Claire Buck sporting a pistol on her hip, beaded vest and studded cuffs. Notice her fancy bridle and soft lariat. Photo courtesy Daryl Drew.
Claire Buck sporting a pistol on her hip, beaded vest and studded cuffs. Notice her fancy bridle and soft lariat. Photo courtesy Daryl Drew.

Earl remembered a strange occurrence on a really cold night that trip. One of the freighters had a dog that was usually quiet, but on that particular evening he began to howl for no apparent reason. Two days later news came to the camp that the dog owner’s father had been killed in an accident back at the Fort, just about the time the dog had started to howl. More than cold weather could give you the shivers in that country.

Shoveling through four feet of snow and ice on the trail was common. If they dug down 10 feet without striking solid ground they packed the snow instead. One of the major problems of sleigh freighting was the build-up of snow crust that could cut the horses’ legs. A cross-cut saw was used to slice the crust into blocks so the trail could be shoveled out. When the horse grain ran out at -30° F, Earl waded across a creek and snowshoed a day to retrieve oats from a feed cache. Arriving back in camp, he found the entire crew was snow blind.

On another trip into Manson Creek, Earl met a lost miner walking out over Baldy Mountain who would have died if he had not been picked up and cared for. Earl also met a group coming from Slate Creek Mine; after two weeks on the trail they were out of supplies and nearly frozen to death, so Earl transported them all out to the Fort.

During one record-breaking winter at their ranch, the Bucks endured six weeks of -40° F to -60° F and some cows froze their lungs. Earl’s daughter Sharon nearly froze to death when she was riding in the back of the wagon full of the orphaned calves. The calves all died but insulated her from the cold. On one cattle drive, the sky turned black as a storm hit and the thermometer plunged to -60° F. The Buck family, including a one-year-old baby, was forced to camp out without a tent.
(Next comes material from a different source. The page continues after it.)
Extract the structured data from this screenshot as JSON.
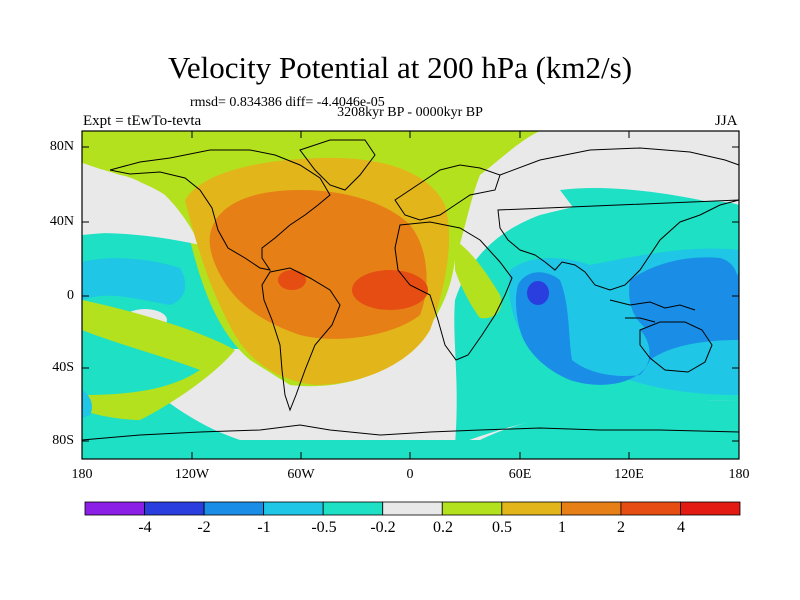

Earl and Claire both loved the North Country but Earl said that ranching there was never easy. Wolves killed stock and were protected by the game department, rustlers always took their toll and some hunters couldn’t tell the difference between a moose and a Hereford. You had to know how to take care of trouble yourself. They travelled armed because the police were a long ways off. Even so, Earl and Claire kept on ranching until they passed away. He used to say, “We have to keep going because that’s all we know—horses, hay and cattle.”